Cloud provider come IBM, Microsoft ed Amazon espongono servizi Big Data adottando soluzioni proprietarie o open source in grado di soddisfare le molteplici esigenze di progetto. L’offerta è vastissima e valida e solleva sia dalla responsabilità della scelta, delegandola di fatto all’autorevolezza data dal brand del fornitore, sia dalla gestione e manutenzione delle soluzioni software. La platea di opzioni resa disponibile dai cloud provider resta comunque limitata rispetto a quella a disposizione dell’attività progettuale di definizione di un’architettura. Paradossalmente ciò può risultare confortante e rassicurante per un architetto IT, vista la notevole mole di strumenti tra i quali è chiamato a scegliere.

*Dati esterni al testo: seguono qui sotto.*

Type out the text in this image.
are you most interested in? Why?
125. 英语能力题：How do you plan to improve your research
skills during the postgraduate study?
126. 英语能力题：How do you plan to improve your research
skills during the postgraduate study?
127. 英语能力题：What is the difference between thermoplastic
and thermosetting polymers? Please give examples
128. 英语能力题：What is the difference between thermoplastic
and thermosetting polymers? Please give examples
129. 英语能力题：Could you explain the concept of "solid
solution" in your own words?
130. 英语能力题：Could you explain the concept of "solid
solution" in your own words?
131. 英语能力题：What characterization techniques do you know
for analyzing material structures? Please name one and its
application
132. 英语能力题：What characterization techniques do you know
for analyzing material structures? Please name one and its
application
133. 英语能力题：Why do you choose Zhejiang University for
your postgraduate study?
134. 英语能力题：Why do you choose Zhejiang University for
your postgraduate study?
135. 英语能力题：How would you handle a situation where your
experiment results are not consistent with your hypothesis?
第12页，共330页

Un’ulteriore considerazione, che riguarda soprattutto la possibilità di fruizione dei Big Data in modalità servizio (Big Data-as-a-Service) riguarda il cosiddetto lock-in, ovvero la difficoltà di svincolarsi da un fornitore di tecnologia senza sopportare costi notevoli. Vincolarsi ad una scelta tecnologica, in una fase di vivacità del panorama Big Data e delle molteplici opportunità che questo offre, potrebbe rivelarsi estremamente controproducente, anche nell’arco di un breve periodo temporale.
E la protezione dei dati?
Una delle principali problematiche legate all’adozione di infrastrutture cloud per ospitare i Big Data è legata alla protezione dei dati. Molti settori, in particolare quello finanziario, spesso rinunciano al cloud per il timore di violazioni ai propri dati, sia per quanto riguarda il traffico in rete, sia per la dislocazione fisica degli stessi. Un altro aspetto da considerare riguarda la rispondenza alle normative relative alla privacy che sono differenti nei diversi Paesi. L’archiviazione di informazioni sensibili sulla nuvola, se può offrire costi inferiori rispetto ad altre soluzioni, è assoggetta alle pratiche di sicurezza dettate dal service provider.

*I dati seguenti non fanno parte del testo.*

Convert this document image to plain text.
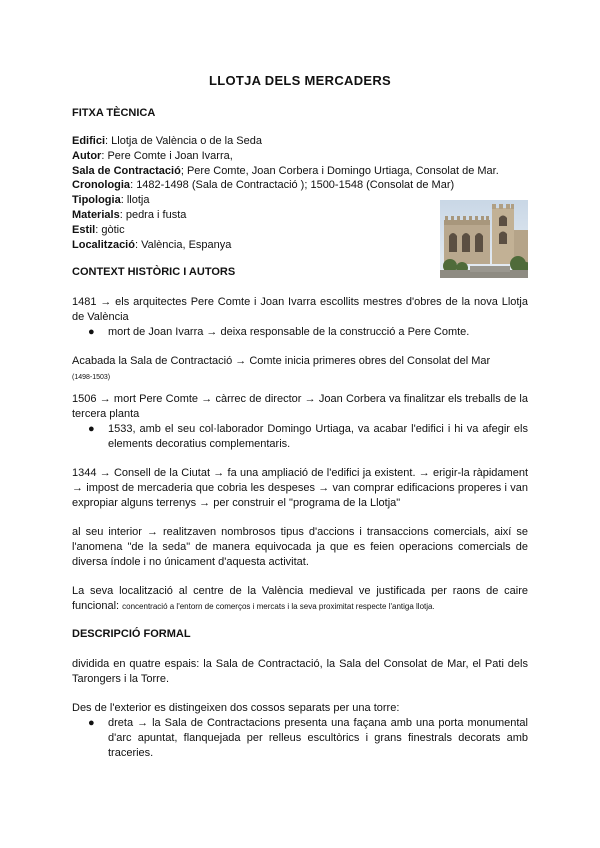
LLOTJA DELS MERCADERS
FITXA TÈCNICA
Edifici: Llotja de València o de la Seda
Autor: Pere Comte i Joan Ivarra,
Sala de Contractació; Pere Comte, Joan Corbera i Domingo Urtiaga, Consolat de Mar.
Cronologia: 1482-1498 (Sala de Contractació ); 1500-1548 (Consolat de Mar)
Tipologia: llotja
Materials: pedra i fusta
Estil: gòtic
Localització: València, Espanya
CONTEXT HISTÒRIC I AUTORS
1481 → els arquitectes Pere Comte i Joan Ivarra escollits mestres d'obres de la nova Llotja de València
● mort de Joan Ivarra → deixa responsable de la construcció a Pere Comte.
Acabada la Sala de Contractació → Comte inicia primeres obres del Consolat del Mar
(1498-1503)
1506 → mort Pere Comte → càrrec de director → Joan Corbera va finalitzar els treballs de la tercera planta
● 1533, amb el seu col·laborador Domingo Urtiaga, va acabar l'edifici i hi va afegir els elements decoratius complementaris.
1344 → Consell de la Ciutat → fa una ampliació de l'edifici ja existent. → erigir-la ràpidament → impost de mercaderia que cobria les despeses → van comprar edificacions properes i van expropiar alguns terrenys → per construir el "programa de la Llotja"
al seu interior → realitzaven nombrosos tipus d'accions i transaccions comercials, així se l'anomena "de la seda" de manera equivocada ja que es feien operacions comercials de diversa índole i no únicament d'aquesta activitat.
La seva localització al centre de la València medieval ve justificada per raons de caire funcional: concentració a l'entorn de comerços i mercats i la seva proximitat respecte l'antiga llotja.
DESCRIPCIÓ FORMAL
dividida en quatre espais: la Sala de Contractació, la Sala del Consolat de Mar, el Pati dels Tarongers i la Torre.
Des de l'exterior es distingeixen dos cossos separats per una torre:
● dreta → la Sala de Contractacions presenta una façana amb una porta monumental d'arc apuntat, flanquejada per relleus escultòrics i grans finestrals decorats amb traceries.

Una possibile soluzione, che non consente di usufruire appieno dei vantaggi economici offerti dal cloud pubblico, è quella di affidarsi a fornitori di cloud privati o di cloud ibridi (hybrid clouds). Quest’ultima opzione consente di concentrare le attività più delicate e i dati sensibili su private cloud (che nella soluzione on-premises può risiedere anche presso il proprietario delle informazioni) e conservare sul cloud pubblico quelle provenienti da dati esterni che, anche a fronte di un volume consistente, richiedono minore protezione, consentendo di ottenere comunque un sufficiente risparmio economico.